Edward Telfair, 4 time Governor of Georgia, was a member of the Continental Congress. An important man in his day, Edward’s name is on the Articles of Confederation, the document that officially established the USA and was signed by reps from all 13 of the original colonies. Born in Scotland, Edward emigrated to Virginia at age 23 and eventually moved to Savannah, GA, where he put down roots. Twelve men reportedly received electoral votes for the first US President and Edward Telfair was one of them.
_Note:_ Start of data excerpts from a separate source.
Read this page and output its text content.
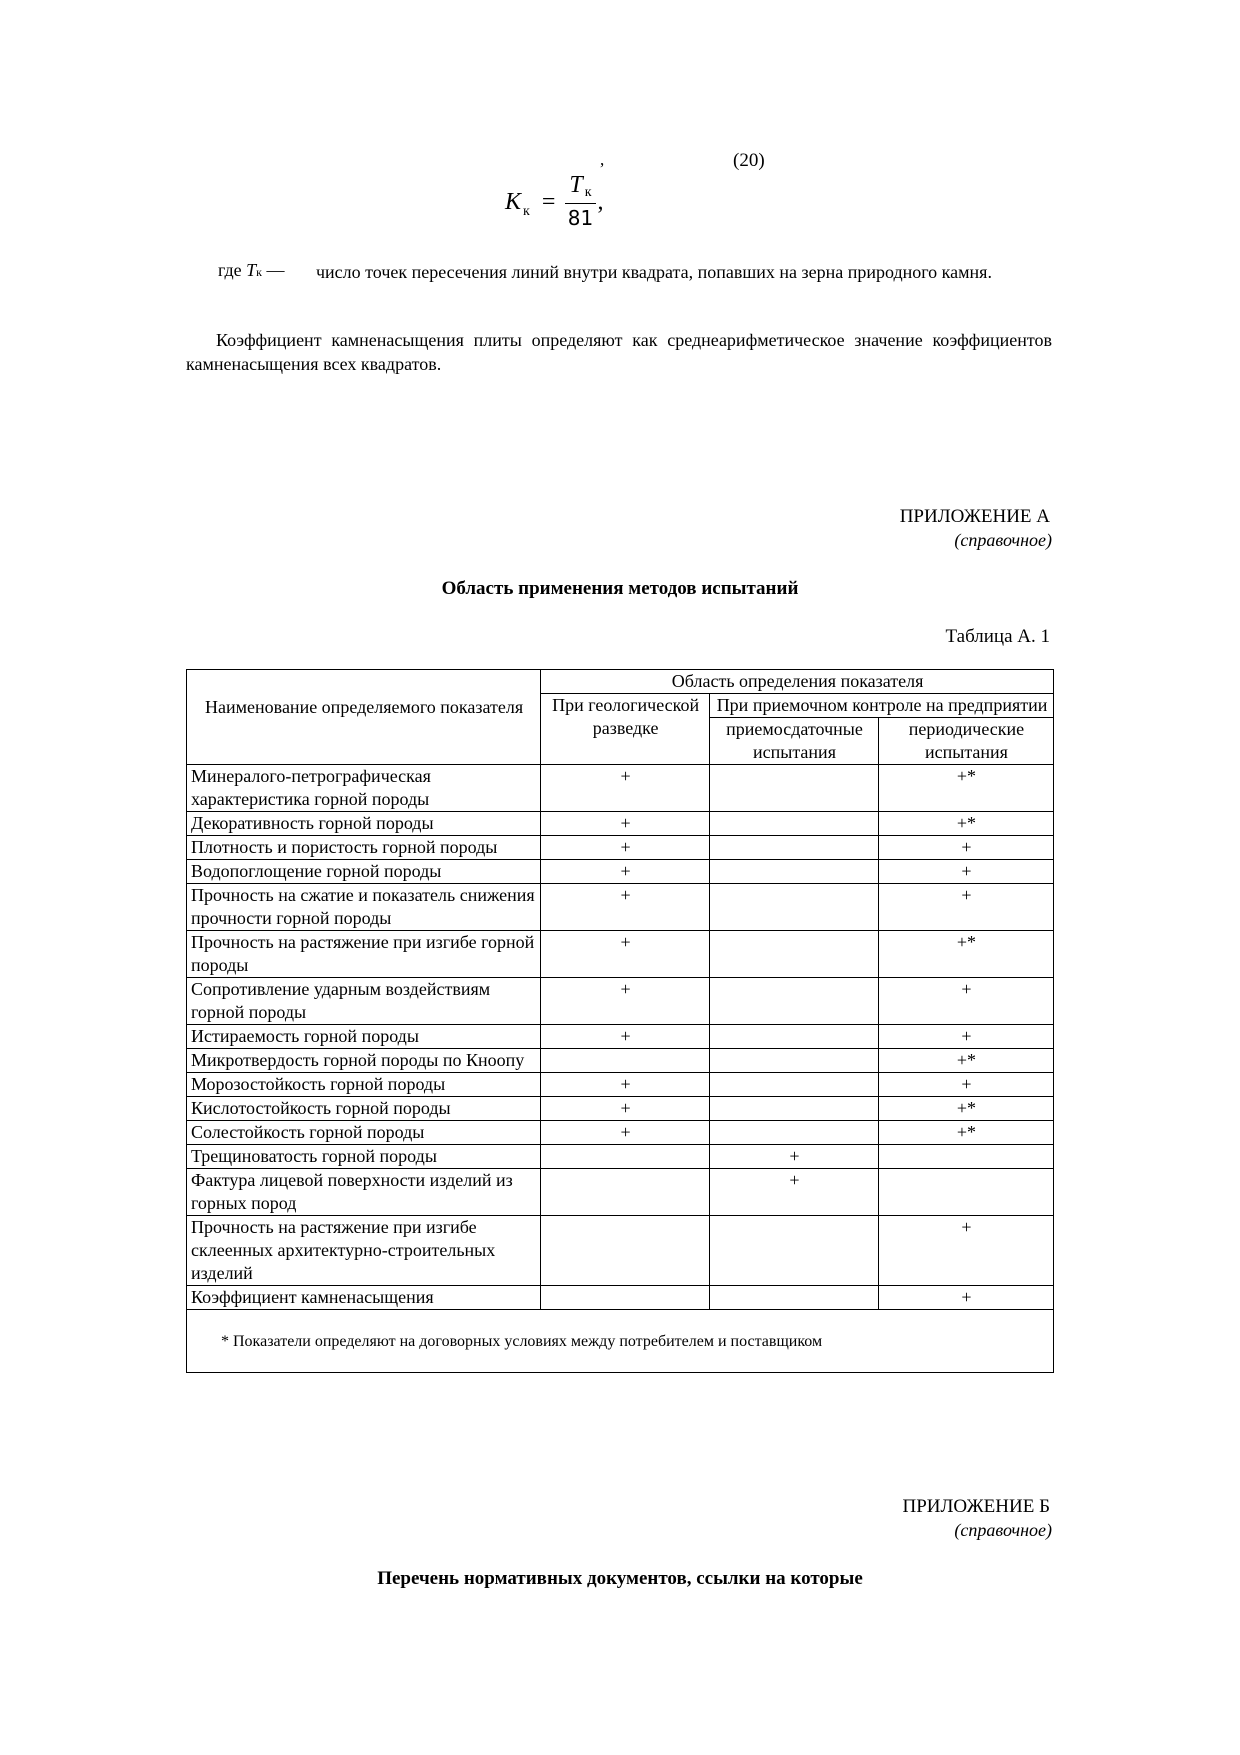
,	(20)
K $_к = \frac{\text{T к}}{81}$ ,
где Tк — число точек пересечения линий внутри квадрата, попавших на зерна природного камня.
Коэффициент камненасыщения плиты определяют как среднеарифметическое значение коэффициентов камненасыщения всех квадратов.
ПРИЛОЖЕНИЕ А
(справочное)
Область применения методов испытаний
Таблица А. 1
Наименование определяемого показателя	Область определения показателя		
	При геологической разведке	При приемочном контроле на предприятии	
		приемосдаточные испытания	периодические испытания
Минералого-петрографическая характеристика горной породы	+		+*
Декоративность горной породы	+		+*
Плотность и пористость горной породы	+		+
Водопоглощение горной породы	+		+
Прочность на сжатие и показатель снижения прочности горной породы	+		+
Прочность на растяжение при изгибе горной породы	+		+*
Сопротивление ударным воздействиям горной породы	+		+
Истираемость горной породы	+		+
Микротвердость горной породы по Кноопу			+*
Морозостойкость горной породы	+		+
Кислотостойкость горной породы	+		+*
Солестойкость горной породы	+		+*
Трещиноватость горной породы		+	
Фактура лицевой поверхности изделий из горных пород		+	
Прочность на растяжение при изгибе склеенных архитектурно-строительных изделий			+
Коэффициент камненасыщения			+
* Показатели определяют на договорных условиях между потребителем и поставщиком			
ПРИЛОЖЕНИЕ Б
(справочное)
Перечень нормативных документов, ссылки на которые
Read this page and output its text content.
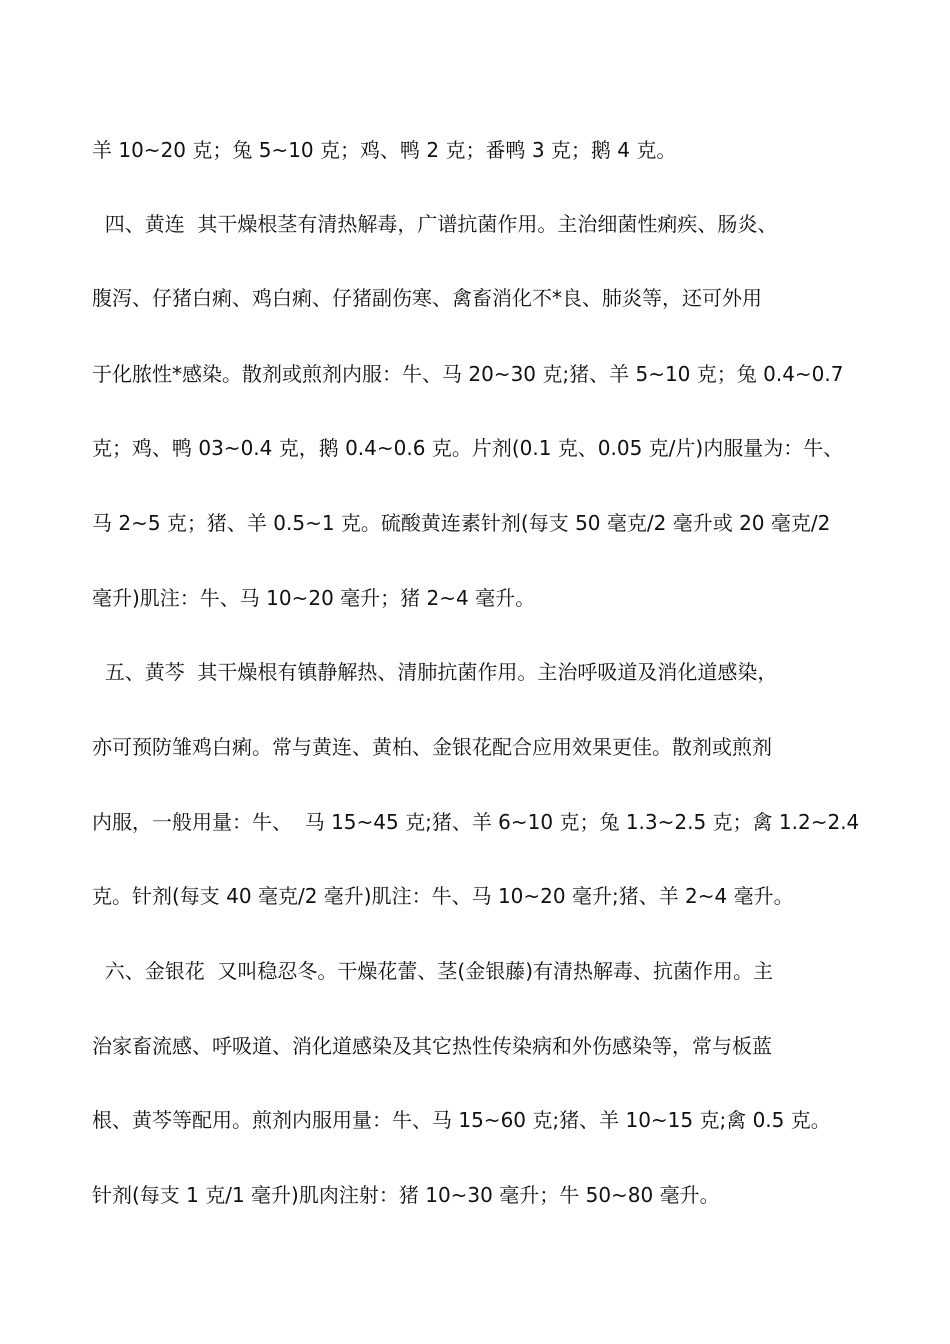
羊 10~20 克；兔 5~10 克；鸡、鸭 2 克；番鸭 3 克；鹅 4 克。
四、黄连  其干燥根茎有清热解毒，广谱抗菌作用。主治细菌性痢疾、肠炎、
腹泻、仔猪白痢、鸡白痢、仔猪副伤寒、禽畜消化不*良、肺炎等，还可外用
于化脓性*感染。散剂或煎剂内服：牛、马 20~30 克;猪、羊 5~10 克；兔 0.4~0.7
克；鸡、鸭 03~0.4 克，鹅 0.4~0.6 克。片剂(0.1 克、0.05 克/片)内服量为：牛、
马 2~5 克；猪、羊 0.5~1 克。硫酸黄连素针剂(每支 50 毫克/2 毫升或 20 毫克/2
毫升)肌注：牛、马 10~20 毫升；猪 2~4 毫升。
五、黄芩  其干燥根有镇静解热、清肺抗菌作用。主治呼吸道及消化道感染，
亦可预防雏鸡白痢。常与黄连、黄柏、金银花配合应用效果更佳。散剂或煎剂
内服，一般用量：牛、  马 15~45 克;猪、羊 6~10 克；兔 1.3~2.5 克；禽 1.2~2.4
克。针剂(每支 40 毫克/2 毫升)肌注：牛、马 10~20 毫升;猪、羊 2~4 毫升。
六、金银花  又叫稳忍冬。干燥花蕾、茎(金银藤)有清热解毒、抗菌作用。主
治家畜流感、呼吸道、消化道感染及其它热性传染病和外伤感染等，常与板蓝
根、黄芩等配用。煎剂内服用量：牛、马 15~60 克;猪、羊 10~15 克;禽 0.5 克。
针剂(每支 1 克/1 毫升)肌肉注射：猪 10~30 毫升；牛 50~80 毫升。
When Edward died in 1807, his son Alexander was 18. At the age of 29 Alexander, now the head of the family, decided to build a mansion for himself, his 3 unmarried sisters, and his mom. Completed in 1819, it’s now on Telfair Square but transformed. Alexander’s sister Mary, who never married, was the last surviving Telfair by 1875. She left the house her brother built to the Georgia Historical Society to become a museum, which opened to the public 11 years later as the Telfair Academy of Arts and Sciences, now the oldest museum in The South. Its German born architect, Detlef Lienau, removed staircases, added 2 museum-size galleries, etc. The upstairs bedrooms are art display areas, but several rooms that the Telfairs would recognize remain. My favorite was their dining room, which gave me a genuine glimpse into their elegant 19th century lifestyle with its Monuments of Paris wallpaper, Duncan Phyfe sideboard, etc.
The art in Telfair’s Rotunda and Sculpture Galleries is just, well, fair. Lots of what’s permanently on view are the works of artists with unfamiliar names who are often identified as friends of major artists. In the Sculpture Gallery are also copies of major European statues, like the Dying Gaul and the Belvedere Hermes now in the Vatican Museum. I really did like 2 paintings in the Sculpture Gallery: Julian Story’s epic “The Black Prince of Crécy” and the Ashcan School’s George Bellows amazing “Snow Capped River”. In a highly narrative Prince-Valiant-like scene from the Hundred Years War, Edward Prince of Wales, the Black Prince, kneels in frozen tribute to the fallen blind King of Bohemia, who lies dead on the battlefield.
About 6 blocks away, the Owens-Thomas House that The Telfair Museum of Art operates, is an excellent example of Regency architecture that somewhat reminded me of Charleston’s Aiken-Rhett House Museum because it has been left mostly unrestored. The tour of it was also only fair.